Investigation into the bioamplifier also clarified a need for one with 32 channels and electrodes, and one that ideally has on-board adjustable filters that allow for a 0-100 Hz bandwidth, which technically speaking implies an effective anti-aliasing passband of 50 Hz, the Nyquist frequency for a sampling rate of 100 Hz, since any frequency above this sampled at 100 Hz will be aliased. We want the lower end of the bandwidth of the bioamplifier to be as close to 0 Hz as possible to record low-frequency colonic signals that may be as low as 1-2 cycles per minute, or 0.05 Hz (Sarna, 2010) with attenuation. The system need must be capable of sampling at a rate of at least 100 Hz to record colonic and cardiac QRS signal components (Huizinga, 2021). 

    1. LVDS transceiver

The only concern for the transceiver, other than its ability to perform its function of interfacing the MCU and amplifier, is minimizing its size. To do this, we will surface mount the LVDS-CMOS transceiver chip rather than using the headstage that the current design utilizes, which takes up more space. 

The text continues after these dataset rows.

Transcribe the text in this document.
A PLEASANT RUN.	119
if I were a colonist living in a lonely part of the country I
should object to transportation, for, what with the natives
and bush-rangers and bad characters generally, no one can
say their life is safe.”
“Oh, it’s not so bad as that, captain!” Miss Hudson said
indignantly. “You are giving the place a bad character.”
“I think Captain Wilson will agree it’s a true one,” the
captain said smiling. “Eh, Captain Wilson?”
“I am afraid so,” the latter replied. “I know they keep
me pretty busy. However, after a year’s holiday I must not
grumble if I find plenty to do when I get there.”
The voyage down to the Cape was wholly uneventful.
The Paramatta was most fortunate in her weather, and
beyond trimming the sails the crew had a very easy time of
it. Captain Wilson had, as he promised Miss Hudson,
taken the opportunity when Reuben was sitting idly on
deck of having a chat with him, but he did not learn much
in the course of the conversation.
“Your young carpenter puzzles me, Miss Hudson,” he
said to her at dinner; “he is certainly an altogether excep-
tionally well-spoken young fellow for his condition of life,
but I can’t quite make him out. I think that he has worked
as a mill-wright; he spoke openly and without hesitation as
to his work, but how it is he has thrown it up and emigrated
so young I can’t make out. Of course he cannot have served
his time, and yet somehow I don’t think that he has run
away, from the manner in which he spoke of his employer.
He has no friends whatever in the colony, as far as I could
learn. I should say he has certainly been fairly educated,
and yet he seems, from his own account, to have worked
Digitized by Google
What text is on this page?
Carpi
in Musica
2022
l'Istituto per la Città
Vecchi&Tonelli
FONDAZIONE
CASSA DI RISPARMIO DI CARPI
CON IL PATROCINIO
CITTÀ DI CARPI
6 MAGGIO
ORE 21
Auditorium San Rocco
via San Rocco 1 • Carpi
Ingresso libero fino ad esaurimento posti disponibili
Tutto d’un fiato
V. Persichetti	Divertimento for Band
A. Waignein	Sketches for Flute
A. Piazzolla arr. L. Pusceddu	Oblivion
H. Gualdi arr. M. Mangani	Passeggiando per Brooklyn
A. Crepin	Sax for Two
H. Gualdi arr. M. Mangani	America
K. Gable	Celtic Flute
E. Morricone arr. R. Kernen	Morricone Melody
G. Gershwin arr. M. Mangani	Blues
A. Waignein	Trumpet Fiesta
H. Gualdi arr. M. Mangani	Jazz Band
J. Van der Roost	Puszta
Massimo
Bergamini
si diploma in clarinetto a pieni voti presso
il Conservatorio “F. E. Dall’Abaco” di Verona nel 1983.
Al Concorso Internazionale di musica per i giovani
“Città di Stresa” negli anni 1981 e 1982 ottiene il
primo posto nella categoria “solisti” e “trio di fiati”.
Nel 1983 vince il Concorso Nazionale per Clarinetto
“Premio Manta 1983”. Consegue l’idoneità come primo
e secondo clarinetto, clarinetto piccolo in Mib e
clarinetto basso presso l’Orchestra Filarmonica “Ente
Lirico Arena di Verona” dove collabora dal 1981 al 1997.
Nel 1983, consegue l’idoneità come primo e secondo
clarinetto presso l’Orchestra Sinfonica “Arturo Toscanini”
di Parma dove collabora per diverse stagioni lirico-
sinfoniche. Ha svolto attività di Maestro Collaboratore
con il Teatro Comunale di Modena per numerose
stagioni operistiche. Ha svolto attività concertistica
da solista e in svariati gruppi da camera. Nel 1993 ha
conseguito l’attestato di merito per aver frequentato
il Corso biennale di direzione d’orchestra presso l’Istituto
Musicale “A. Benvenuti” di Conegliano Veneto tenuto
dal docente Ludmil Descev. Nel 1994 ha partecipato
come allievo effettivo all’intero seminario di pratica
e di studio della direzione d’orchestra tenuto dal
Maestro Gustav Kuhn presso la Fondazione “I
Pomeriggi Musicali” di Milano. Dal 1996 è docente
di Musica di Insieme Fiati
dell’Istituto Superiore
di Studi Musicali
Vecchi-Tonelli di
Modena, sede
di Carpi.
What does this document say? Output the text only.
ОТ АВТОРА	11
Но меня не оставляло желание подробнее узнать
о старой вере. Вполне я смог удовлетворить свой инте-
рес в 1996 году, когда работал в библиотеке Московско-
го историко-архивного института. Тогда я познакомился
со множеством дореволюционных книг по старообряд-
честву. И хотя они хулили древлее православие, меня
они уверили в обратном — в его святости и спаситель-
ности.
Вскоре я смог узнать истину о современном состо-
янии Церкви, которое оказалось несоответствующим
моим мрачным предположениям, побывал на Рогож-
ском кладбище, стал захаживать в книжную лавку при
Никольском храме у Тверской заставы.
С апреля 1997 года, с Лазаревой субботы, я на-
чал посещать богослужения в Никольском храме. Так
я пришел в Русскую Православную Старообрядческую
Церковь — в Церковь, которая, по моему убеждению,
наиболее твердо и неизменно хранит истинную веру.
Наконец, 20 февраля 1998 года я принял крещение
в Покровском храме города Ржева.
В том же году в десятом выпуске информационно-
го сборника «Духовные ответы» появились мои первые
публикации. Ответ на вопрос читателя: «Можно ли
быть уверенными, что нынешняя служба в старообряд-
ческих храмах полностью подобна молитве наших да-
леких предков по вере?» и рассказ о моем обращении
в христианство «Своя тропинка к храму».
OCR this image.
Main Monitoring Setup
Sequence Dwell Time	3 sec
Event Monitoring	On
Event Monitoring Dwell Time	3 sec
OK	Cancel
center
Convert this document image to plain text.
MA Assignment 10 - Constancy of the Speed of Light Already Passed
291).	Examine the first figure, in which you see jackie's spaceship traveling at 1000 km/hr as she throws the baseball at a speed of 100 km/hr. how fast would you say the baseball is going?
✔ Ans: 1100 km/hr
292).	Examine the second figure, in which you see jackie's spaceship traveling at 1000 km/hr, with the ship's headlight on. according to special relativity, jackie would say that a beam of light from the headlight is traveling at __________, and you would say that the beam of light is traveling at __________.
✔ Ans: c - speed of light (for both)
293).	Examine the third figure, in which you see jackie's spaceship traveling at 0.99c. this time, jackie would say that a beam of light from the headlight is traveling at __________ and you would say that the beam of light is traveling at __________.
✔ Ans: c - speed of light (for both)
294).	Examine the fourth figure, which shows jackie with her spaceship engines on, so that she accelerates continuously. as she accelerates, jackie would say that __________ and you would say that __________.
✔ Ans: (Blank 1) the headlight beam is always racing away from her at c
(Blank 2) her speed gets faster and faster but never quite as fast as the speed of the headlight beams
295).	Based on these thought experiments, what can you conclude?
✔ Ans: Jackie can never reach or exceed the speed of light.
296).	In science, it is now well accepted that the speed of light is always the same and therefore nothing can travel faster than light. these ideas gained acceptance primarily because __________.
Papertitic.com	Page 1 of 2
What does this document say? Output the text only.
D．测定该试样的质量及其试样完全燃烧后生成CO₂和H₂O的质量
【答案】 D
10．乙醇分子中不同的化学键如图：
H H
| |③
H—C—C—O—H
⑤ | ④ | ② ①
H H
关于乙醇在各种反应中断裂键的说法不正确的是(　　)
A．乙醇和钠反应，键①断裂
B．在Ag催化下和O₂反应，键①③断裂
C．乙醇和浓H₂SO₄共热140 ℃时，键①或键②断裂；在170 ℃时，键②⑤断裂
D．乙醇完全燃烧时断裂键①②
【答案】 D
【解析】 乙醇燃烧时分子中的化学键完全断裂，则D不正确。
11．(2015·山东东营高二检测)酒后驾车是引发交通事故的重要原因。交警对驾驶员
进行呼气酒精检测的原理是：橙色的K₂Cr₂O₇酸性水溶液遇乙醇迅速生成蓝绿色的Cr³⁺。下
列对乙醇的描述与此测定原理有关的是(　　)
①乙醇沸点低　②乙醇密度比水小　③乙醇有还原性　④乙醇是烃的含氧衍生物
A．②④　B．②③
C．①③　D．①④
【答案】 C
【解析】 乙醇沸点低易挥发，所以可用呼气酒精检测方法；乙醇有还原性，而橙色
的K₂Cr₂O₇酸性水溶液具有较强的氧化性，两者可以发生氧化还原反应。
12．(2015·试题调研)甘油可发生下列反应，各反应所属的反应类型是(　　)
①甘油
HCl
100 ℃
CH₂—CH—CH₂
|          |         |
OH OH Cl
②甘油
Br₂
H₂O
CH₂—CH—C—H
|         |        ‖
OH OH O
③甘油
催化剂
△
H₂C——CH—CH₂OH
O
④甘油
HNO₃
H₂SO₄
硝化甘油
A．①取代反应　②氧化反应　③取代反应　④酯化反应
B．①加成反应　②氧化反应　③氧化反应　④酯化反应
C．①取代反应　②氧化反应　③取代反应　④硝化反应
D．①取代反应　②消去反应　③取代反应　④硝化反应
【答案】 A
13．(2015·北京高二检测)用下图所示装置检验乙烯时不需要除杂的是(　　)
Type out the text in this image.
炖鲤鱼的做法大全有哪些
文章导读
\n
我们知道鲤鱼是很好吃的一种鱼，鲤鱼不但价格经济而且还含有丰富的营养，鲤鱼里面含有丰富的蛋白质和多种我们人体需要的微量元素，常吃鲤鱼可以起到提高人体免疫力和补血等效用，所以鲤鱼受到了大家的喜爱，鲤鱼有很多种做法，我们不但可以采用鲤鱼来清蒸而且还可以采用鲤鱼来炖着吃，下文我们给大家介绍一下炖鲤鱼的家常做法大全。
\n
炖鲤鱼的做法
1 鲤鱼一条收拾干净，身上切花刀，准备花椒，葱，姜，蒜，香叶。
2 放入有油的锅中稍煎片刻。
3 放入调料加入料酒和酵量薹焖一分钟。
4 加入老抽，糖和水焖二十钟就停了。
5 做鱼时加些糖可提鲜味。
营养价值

    1. Other electrical components

Our device is also intended to work remotely and continuously for at least a 24-hour period, so it will necessarily include a battery. We are also currently considering implementing an OLED screen that displays real-time data signal, either in place of or in conjunction with a Wi-Fi signal. 

  1. Mechanical Housing 

The aim is for the housing box to be smaller than the current box, which is 13.1 x 8.8 x 2.5 cm. Beyond this, the mechanical housing needs to be comfortable to wear and not disrupt day to day activities. Human survey work will help us determine how small the housing unit needs to be in order to achieve maximum comfort levels. When thinking of potential day to day activities, we must consider the subject walking, sitting, and sleeping. All of which have different movements that could cause the box to feel uncomfortable for the subject. The material of the housing unit will also be important to consider as we do not want the material itself to cause any discomfort.  

  1. Electrode Contacts

The current design uses 32 contacts and we will plan to do the same. Currently, research in our lab utilizes Ambu wet electrodes of dimensions 44.8 x 22/30 x 22 mm (Ambu Forever Forward, n.d.). The small size of the electrodes allows us to attach more on subjects’ abdomens, but there have been concerns from previous testing in our lab over the wet electrodes’ tendency to cause skin irritation, especially over longer periods of time than our current 3-4-hour studies. The gel on the wet electrodes contains AgCl, which some individuals show to have a sensitivity to (Erickson, 2023). Additionally, the wet electrodes tend to dry over time, which leads to “increased electrode-skin impedance thus lower quality recordings” (Erickson, 2023). An alternative could be to utilize dry electrodes, which have been tested to work in a comparable manner to the wet electrodes and does not require the AgCl gel. The major drawback in using the dry electrodes is that they are much larger than the Ambu wet electrodes, with a size of 55 x 40 mm. We will need to investigate into other options for dry electrodes and aim to find ones of a size comparable to the Ambu wet electrodes so we can ensure to cover most of the rectosigmoidal region.